What Biden said: “For our seniors, Social Security is a sacred obligation, a sacred promise made,” Biden said. “The current president is threatening to break that promise. He's proposing to eliminate the tax that pays for almost half of Social Security without any way of making up for that lost revenue. I will not let it happen. If I'm your president, we're going to protect Social Security and Medicare. You have my word.”
What you should know: Earlier this month, as part of his effort to unilaterally provide economic relief from the coronavirus pandemic, Trump ordered the deferral of employee’s share of payroll taxes dedicated to Social Security for the remainder of the year. The payroll tax, which is split between employer and employee, covers nearly 90% of the cost of Social Security, according to government data reported by FactCheck.org. Last year, the tax produced about $945 billion; the deferral ordered by Trump would reduce the total this year by about $100 billion over the next four months, according to an analysis by the Committee for a Responsible Federal Budget.
While the White House has claimed that deferral would in no way harm Social Security, with the lost revenues through December made up for from general funds, Trump has repeatedly said that he wants to eliminate the payroll tax altogether: “If I’m victorious on November 3rd, I plan to forgive these taxes and make permanent cuts to the payroll tax. So I’m going to make them all permanent,” he said on August 8.
William Hoagland of the Bipartisan Policy Center says that a temporary cut to the payroll tax wouldn’t destroy Social Security, although it could move up the depletion date for the Social Security trust funds by a year or two. But if Trump were to “make permanent cuts to the payroll tax,” as he has promised to do, it would indeed represent an existential threat to the Social Security system.
For his part, Biden is proposing to boost revenues for the Social Security system and increase benefits for some beneficiaries. Workers would have to start paying payroll taxes on income over $400,000 (the tax currently applies only to the first $137,700). And beneficiaries would see higher minimum payment levels, an increase in survivor benefits and a 5% boost for those who have received benefits for more than 20 years.

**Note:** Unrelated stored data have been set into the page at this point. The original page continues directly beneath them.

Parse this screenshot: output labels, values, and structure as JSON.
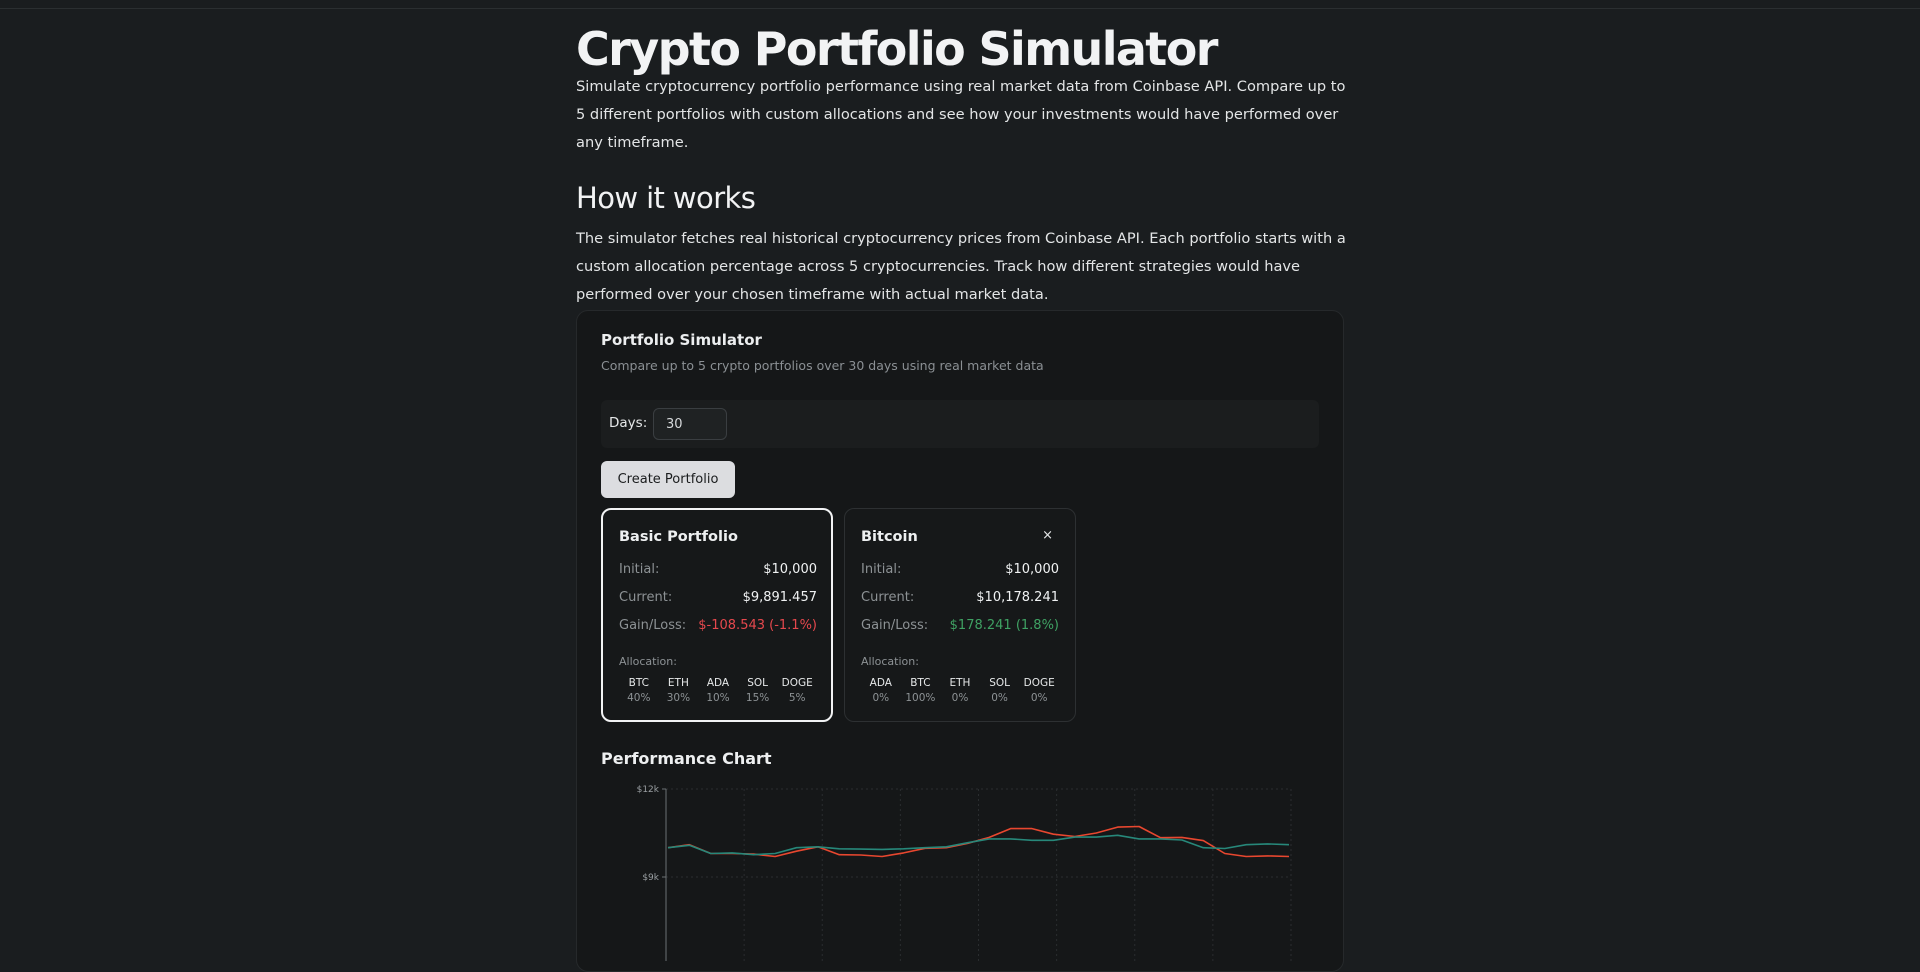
{
  "page": {
    "title": "Crypto Portfolio Simulator",
    "intro": "Simulate cryptocurrency portfolio performance using real market data from Coinbase API. Compare up to 5 different portfolios with custom allocations and see how your investments would have performed over any timeframe.",
    "how_heading": "How it works",
    "how_text": "The simulator fetches real historical cryptocurrency prices from Coinbase API. Each portfolio starts with a custom allocation percentage across 5 cryptocurrencies. Track how different strategies would have performed over your chosen timeframe with actual market data."
  },
  "simulator": {
    "title": "Portfolio Simulator",
    "subtitle": "Compare up to 5 crypto portfolios over 30 days using real market data",
    "days_label": "Days:",
    "days_value": "30",
    "create_button": "Create Portfolio",
    "close_symbol": "×",
    "labels": {
      "initial": "Initial:",
      "current": "Current:",
      "gain_loss": "Gain/Loss:",
      "allocation": "Allocation:"
    }
  },
  "portfolios": [
    {
      "name": "Basic Portfolio",
      "initial": "$10,000",
      "current": "$9,891.457",
      "gain_loss": "$-108.543 (-1.1%)",
      "allocation": [
        {
          "symbol": "BTC",
          "pct": "40%"
        },
        {
          "symbol": "ETH",
          "pct": "30%"
        },
        {
          "symbol": "ADA",
          "pct": "10%"
        },
        {
          "symbol": "SOL",
          "pct": "15%"
        },
        {
          "symbol": "DOGE",
          "pct": "5%"
        }
      ]
    },
    {
      "name": "Bitcoin",
      "initial": "$10,000",
      "current": "$10,178.241",
      "gain_loss": "$178.241 (1.8%)",
      "allocation": [
        {
          "symbol": "ADA",
          "pct": "0%"
        },
        {
          "symbol": "BTC",
          "pct": "100%"
        },
        {
          "symbol": "ETH",
          "pct": "0%"
        },
        {
          "symbol": "SOL",
          "pct": "0%"
        },
        {
          "symbol": "DOGE",
          "pct": "0%"
        }
      ]
    }
  ],
  "colors": {
    "loss": "#e5484d",
    "gain": "#3fa163",
    "series_basic": "#e8472f",
    "series_bitcoin": "#27887a"
  },
  "chart_title": "Performance Chart",
  "chart_data": {
    "type": "line",
    "title": "",
    "xlabel": "",
    "ylabel": "",
    "ylim": [
      8000,
      12000
    ],
    "y_ticks": [
      {
        "value": 12000,
        "label": "$12k"
      },
      {
        "value": 9000,
        "label": "$9k"
      }
    ],
    "grid": true,
    "x": [
      1,
      2,
      3,
      4,
      5,
      6,
      7,
      8,
      9,
      10,
      11,
      12,
      13,
      14,
      15,
      16,
      17,
      18,
      19,
      20,
      21,
      22,
      23,
      24,
      25,
      26,
      27,
      28,
      29,
      30
    ],
    "series": [
      {
        "color": "#e8472f",
        "values": [
          10000,
          10100,
          9800,
          9800,
          9780,
          9700,
          9880,
          10030,
          9760,
          9750,
          9700,
          9820,
          9980,
          10000,
          10150,
          10350,
          10650,
          10650,
          10460,
          10380,
          10500,
          10700,
          10720,
          10340,
          10350,
          10240,
          9800,
          9700,
          9720,
          9700
        ]
      },
      {
        "color": "#27887a",
        "values": [
          10000,
          10080,
          9800,
          9820,
          9760,
          9800,
          10000,
          10030,
          9960,
          9950,
          9940,
          9960,
          10000,
          10030,
          10170,
          10300,
          10300,
          10250,
          10250,
          10360,
          10360,
          10420,
          10300,
          10300,
          10260,
          10000,
          9970,
          10100,
          10130,
          10100
        ]
      }
    ]
  }
}
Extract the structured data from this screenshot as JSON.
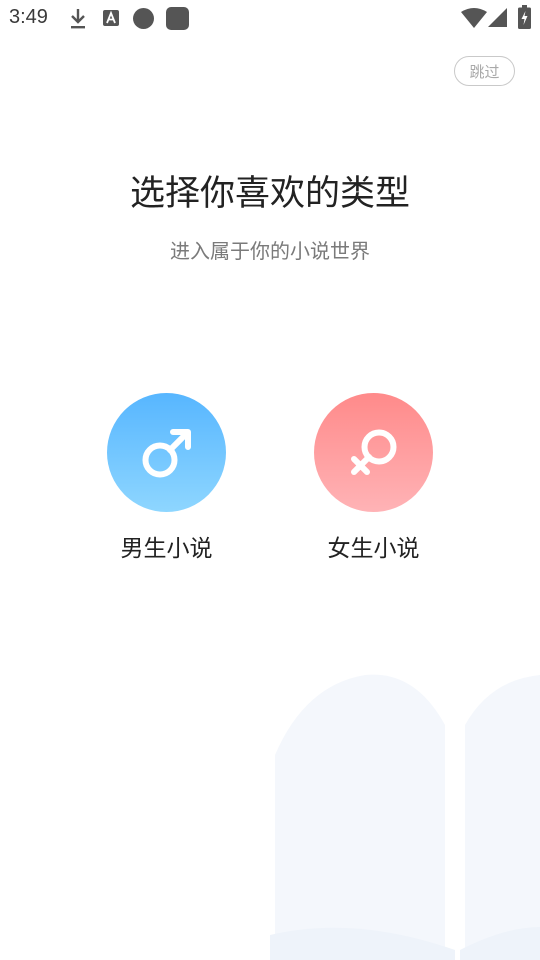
{
  "status_bar": {
    "time": "3:49",
    "left_icons": [
      "download-icon",
      "a-box-icon",
      "circle-icon",
      "square-icon"
    ],
    "right_icons": [
      "wifi-icon",
      "signal-icon",
      "battery-icon"
    ]
  },
  "skip_label": "跳过",
  "title": "选择你喜欢的类型",
  "subtitle": "进入属于你的小说世界",
  "choices": [
    {
      "label": "男生小说",
      "icon": "male-symbol-icon",
      "color_top": "#57b6ff",
      "color_bottom": "#8ed6ff"
    },
    {
      "label": "女生小说",
      "icon": "female-symbol-icon",
      "color_top": "#ff8a8a",
      "color_bottom": "#ffb3b6"
    }
  ]
}
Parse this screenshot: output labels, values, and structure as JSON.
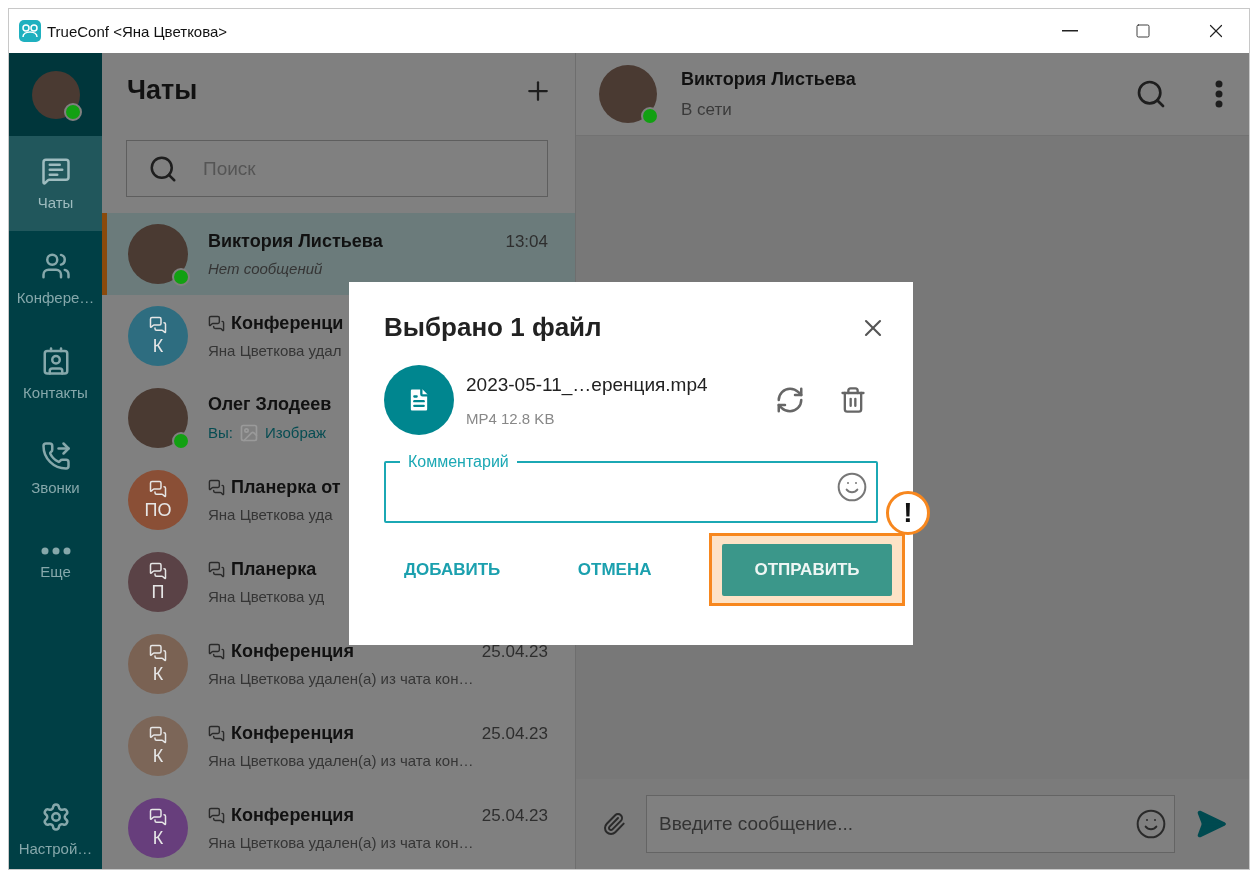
{
  "window": {
    "title": "TrueConf <Яна Цветкова>"
  },
  "nav": {
    "profile": {
      "online": true
    },
    "items": [
      {
        "kind": "chats",
        "label": "Чаты",
        "selected": true
      },
      {
        "kind": "conferences",
        "label": "Конфере…",
        "selected": false
      },
      {
        "kind": "contacts",
        "label": "Контакты",
        "selected": false
      },
      {
        "kind": "calls",
        "label": "Звонки",
        "selected": false
      },
      {
        "kind": "more",
        "label": "Еще",
        "selected": false
      }
    ],
    "settings": {
      "label": "Настрой…"
    }
  },
  "chat_list": {
    "title": "Чаты",
    "search": {
      "placeholder": "Поиск"
    },
    "chats": [
      {
        "kind": "photo",
        "name": "Виктория Листьева",
        "time": "13:04",
        "preview": "Нет сообщений",
        "no_messages": true,
        "has_attachment": false,
        "online": true,
        "selected": true
      },
      {
        "kind": "group",
        "initials": "К",
        "color": "#2e6d80",
        "name": "Конференци",
        "preview": "Яна Цветкова удал",
        "no_messages": false,
        "has_attachment": false,
        "online": false,
        "selected": false
      },
      {
        "kind": "photo",
        "name": "Олег Злодеев",
        "sender": "Вы:",
        "preview": "Изображ",
        "no_messages": false,
        "has_attachment": true,
        "online": true,
        "selected": false
      },
      {
        "kind": "group",
        "initials": "ПО",
        "color": "#8a4f36",
        "name": "Планерка от",
        "preview": "Яна Цветкова уда",
        "no_messages": false,
        "has_attachment": false,
        "online": false,
        "selected": false
      },
      {
        "kind": "group",
        "initials": "П",
        "color": "#5a4246",
        "name": "Планерка",
        "preview": "Яна Цветкова уд",
        "no_messages": false,
        "has_attachment": false,
        "online": false,
        "selected": false
      },
      {
        "kind": "group",
        "initials": "К",
        "color": "#7a6253",
        "name": "Конференция",
        "time": "25.04.23",
        "preview": "Яна Цветкова удален(а) из чата кон…",
        "no_messages": false,
        "has_attachment": false,
        "online": false,
        "selected": false
      },
      {
        "kind": "group",
        "initials": "К",
        "color": "#7c6658",
        "name": "Конференция",
        "time": "25.04.23",
        "preview": "Яна Цветкова удален(а) из чата кон…",
        "no_messages": false,
        "has_attachment": false,
        "online": false,
        "selected": false
      },
      {
        "kind": "group",
        "initials": "К",
        "color": "#673e7c",
        "name": "Конференция",
        "time": "25.04.23",
        "preview": "Яна Цветкова удален(а) из чата кон…",
        "no_messages": false,
        "has_attachment": false,
        "online": false,
        "selected": false
      }
    ]
  },
  "conversation": {
    "name": "Виктория Листьева",
    "status": "В сети",
    "online": true,
    "composer": {
      "placeholder": "Введите сообщение..."
    }
  },
  "dialog": {
    "title": "Выбрано 1 файл",
    "file": {
      "name": "2023-05-11_…еренция.mp4",
      "meta": "MP4 12.8 KB"
    },
    "comment": {
      "label": "Комментарий"
    },
    "buttons": [
      {
        "kind": "text",
        "label": "ДОБАВИТЬ",
        "highlighted": false
      },
      {
        "kind": "text",
        "label": "ОТМЕНА",
        "highlighted": false
      },
      {
        "kind": "primary",
        "label": "ОТПРАВИТЬ",
        "highlighted": true
      }
    ],
    "highlight_badge": "!"
  }
}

What Biden said: Biden took aim at the tax cuts Republicans passed in 2017, referring to “the president’s $1.3 trillion tax giveaway to the wealthiest 1% and the biggest, most profitable corporations, some of which do not pay any tax at all.”
What you should know: Biden has promised to roll back some of those cuts by raising taxes on households making more than the $400,000 and hiking the corporate tax rate from 21% to 28%.
Fact checkers note that the majority of households received a tax cut from the Tax Cuts and Jobs Act, with 65% of households paying less to the IRS in 2018 than they would have otherwise. But the cuts were considerably larger at higher income levels, and when the individual provisions of the legislation expire in 2026, the majority of the benefits — 82.8%, according to an analysis by the Tax Policy Center — will flow to the top 1%.
What Biden said: Biden warned that Trump’s “assault on the Affordable Care Act will continue until its destroyed, taking insurance away from more than 20 million people -- including more than 15 million people on Medicaid -- and getting rid of the protections that President Obama and I passed for people who suffer from a pre-existing condition.” Biden said that he wants to develop “a health care system that lowers premiums, deductibles, and drug prices by building on the Affordable Care Act [Trump is] trying to rip away.”
What you should know: Most experts agree that the Trump administration’s effort to have the Affordable Care Act overturned — arguments will be heard in the Supreme Court shortly after the election — would, if successful, result in upwards of 20 million people losing their insurance and eliminate the protections provided for people with pre-existing conditions. While Republicans have insisted that they are in fact protecting those with pre-existing conditions, there have taken no concrete steps to do so, while pursuing repeal efforts that would eliminate those protections.
Biden also said that as a result of the coronavirus pandemic, “more than 10 million people are going to lose their health insurance this year.” While the number is an accurate estimate, the majority of those people are expected to pick up coverage from other sources, including family members, Medicaid or the federal marketplaces established by the Affordable Care Act. The Urban Institute estimates that about 2.9 million people will be left without health insurance after those transitions are accounted for.